You spoke to Joel one night at the Tipsy Bison, while he sat at the bar nursing a drink he didn’t really want. It was ordinary conversation, weather, work, the town. Joel figured you were just getting to know him, learning the faces that mattered to Ellie, being her friend and all. He already knew you were friendly with Tommy, too. Tommy had mentioned you more than once, always with an easy smile and a good word.
Now Joel saw why.
You were kind. Easy to talk to without being pushy. Strong, in a way that showed more in how you carried yourself than how hard you worked, though you were good in the stables, good with your hands. Capable. What surprised him most was what you didn’t have. A home.
You told him that while sitting on his porch one evening, the spare chair pulled up beside his (something he’d started doing without thinking much about it). When you said you were still bouncing between places since joining Jackson, Joel frowned before he could stop himself.

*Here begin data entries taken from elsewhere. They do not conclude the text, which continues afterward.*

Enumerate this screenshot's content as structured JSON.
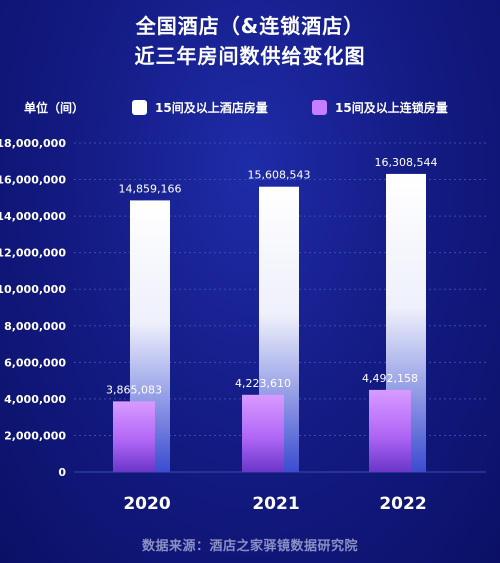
{
  "chart_data": {
    "type": "bar",
    "title_line1": "全国酒店（&连锁酒店）",
    "title_line2": "近三年房间数供给变化图",
    "unit_label": "单位（间）",
    "categories": [
      "2020",
      "2021",
      "2022"
    ],
    "series": [
      {
        "name": "15间及以上酒店房量",
        "values": [
          14859166,
          15608543,
          16308544
        ],
        "value_labels": [
          "14,859,166",
          "15,608,543",
          "16,308,544"
        ],
        "color": "#ffffff"
      },
      {
        "name": "15间及以上连锁房量",
        "values": [
          3865083,
          4223610,
          4492158
        ],
        "value_labels": [
          "3,865,083",
          "4,223,610",
          "4,492,158"
        ],
        "color": "#c77dff"
      }
    ],
    "ylim": [
      0,
      18000000
    ],
    "yticks": [
      0,
      2000000,
      4000000,
      6000000,
      8000000,
      10000000,
      12000000,
      14000000,
      16000000,
      18000000
    ],
    "ytick_labels": [
      "0",
      "2,000,000",
      "4,000,000",
      "6,000,000",
      "8,000,000",
      "10,000,000",
      "12,000,000",
      "14,000,000",
      "16,000,000",
      "18,000,000"
    ],
    "grid": true
  },
  "source": "数据来源：酒店之家驿镜数据研究院",
  "colors": {
    "background": "#141c86",
    "hotel_bar": "#ffffff",
    "chain_bar": "#c77dff",
    "grid": "#3a4bb0"
  }
}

Ten months. You’d been here ten damn months. The thought irritated him more than it should have. So when the words slipped out "You can stay here." He didn’t take them back. He only paused when you looked at him, really looked at him, like you were weighing something heavy.

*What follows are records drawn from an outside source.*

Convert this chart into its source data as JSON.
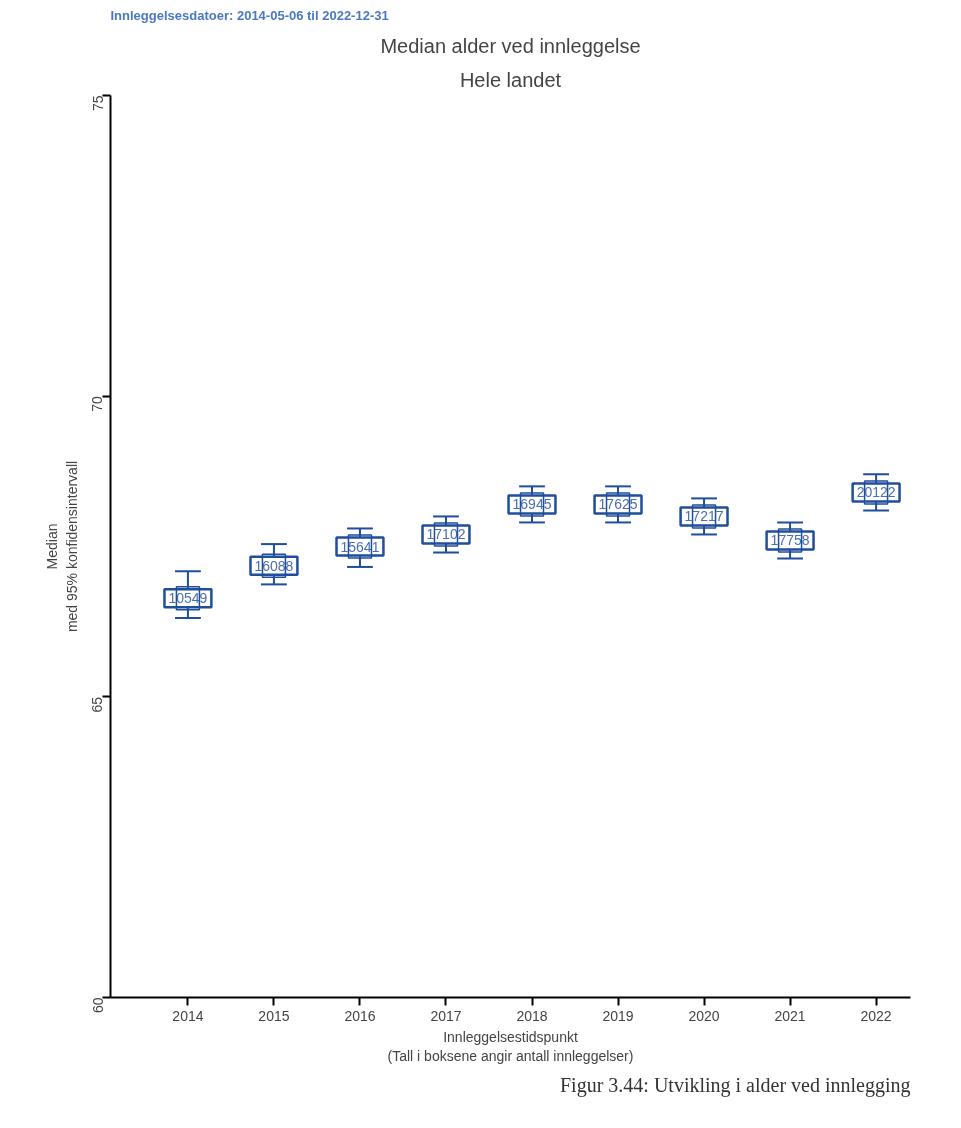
{
  "chart_data": {
    "type": "scatter",
    "title": "Median alder ved innleggelse",
    "subtitle": "Hele landet",
    "xlabel": "Innleggelsestidspunkt\n(Tall i boksene angir antall innleggelser)",
    "ylabel": "Median\nmed 95% konfidensintervall",
    "annotations": [
      "Innleggelsesdatoer: 2014-05-06 til 2022-12-31",
      "Figur 3.44: Utvikling i alder ved innlegging",
      {
        "text": "10549",
        "x": "2014",
        "y": 66.64
      },
      {
        "text": "16088",
        "x": "2015",
        "y": 67.18
      },
      {
        "text": "15641",
        "x": "2016",
        "y": 67.5
      },
      {
        "text": "17102",
        "x": "2017",
        "y": 67.7
      },
      {
        "text": "16945",
        "x": "2018",
        "y": 68.2
      },
      {
        "text": "17625",
        "x": "2019",
        "y": 68.2
      },
      {
        "text": "17217",
        "x": "2020",
        "y": 68.0
      },
      {
        "text": "17758",
        "x": "2021",
        "y": 67.6
      },
      {
        "text": "20122",
        "x": "2022",
        "y": 68.4
      }
    ],
    "categories": [
      "2014",
      "2015",
      "2016",
      "2017",
      "2018",
      "2019",
      "2020",
      "2021",
      "2022"
    ],
    "values": [
      66.64,
      67.18,
      67.5,
      67.7,
      68.2,
      68.2,
      68.0,
      67.6,
      68.4
    ],
    "errors": [
      [
        66.31,
        67.09
      ],
      [
        66.87,
        67.54
      ],
      [
        67.16,
        67.8
      ],
      [
        67.4,
        68.0
      ],
      [
        67.9,
        68.5
      ],
      [
        67.9,
        68.5
      ],
      [
        67.7,
        68.3
      ],
      [
        67.3,
        67.9
      ],
      [
        68.1,
        68.7
      ]
    ],
    "color": "#1f4e9c",
    "marker": "square",
    "ylim": [
      60,
      75
    ],
    "yticks": [
      60,
      65,
      70,
      75
    ],
    "grid": false,
    "legend": false
  }
}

Joel didn’t have a spare bedroom. He had his room, his workshop, and the rest of the house filled with the basics, kitchen, living room. But he could make room. He always had. And the couch was comfortable enough, at least for a while.
“You can’t just crash at people’s places forever,” he told you, steady and certain. “Just stay here. I’m a good builder. We can–” He corrected himself. “I can fix somethin’ up.”
And so you became housemates.
Joel started tearing apart the dining room he barely used, moving the drinks bar into the living room without much ceremony. He cleared out the furniture but left the painting over the fireplace when you said you liked it. Built a proper door between the kitchen and the room, hung a thick curtain facing the hallway for privacy until he could do better.
He brought in a double bed, set it in the corner. Added a desk, a wardrobe. Everything you might need. He worked slow, careful, like the room mattered more than the rest of the house ever had.
It took time. You slept on his couch most nights, helped when you came back from the gardens or the stables. The work gave Joel something to focus on. Something to build that wasn’t just walls and wood.
He enjoyed it more than he admitted. He liked the sound of your laughter when he tripped over the same loose plank for the third time, and how you tried hammering it down yourself, jaw set in concentration. Liked when you wandered into his workshop just to watch him carve, quiet and patient. Liked how you picked up his guitar, played soft, half-formed melodies of your own, and how you looked at him when he said it sounded nice, asking him to show you how to write the tabs so you 'never forget'.
Ellie was his daughter. Tommy was his brother. You were his friend. His best friend, if he was being honest with himself.
And maybe–sometimes–something more. A warmth that lingered too long, a pull he didn’t quite name. An affection that settled in his chest and stayed there.
When it was finally done, Joel placed the small wooden turtle he’d carved ages ago, that had sat depressingly on his bedside table, on the windowsill of your new room. He stepped back, wiping his hands on his jeans, eyes drifting to where you sat on the edge of the bed.
“There,” he said quietly. “It’s finished.” His gaze softened, just a little. “The rest is up to you.” After a pause, he added, almost gruff, “Unless you need help.”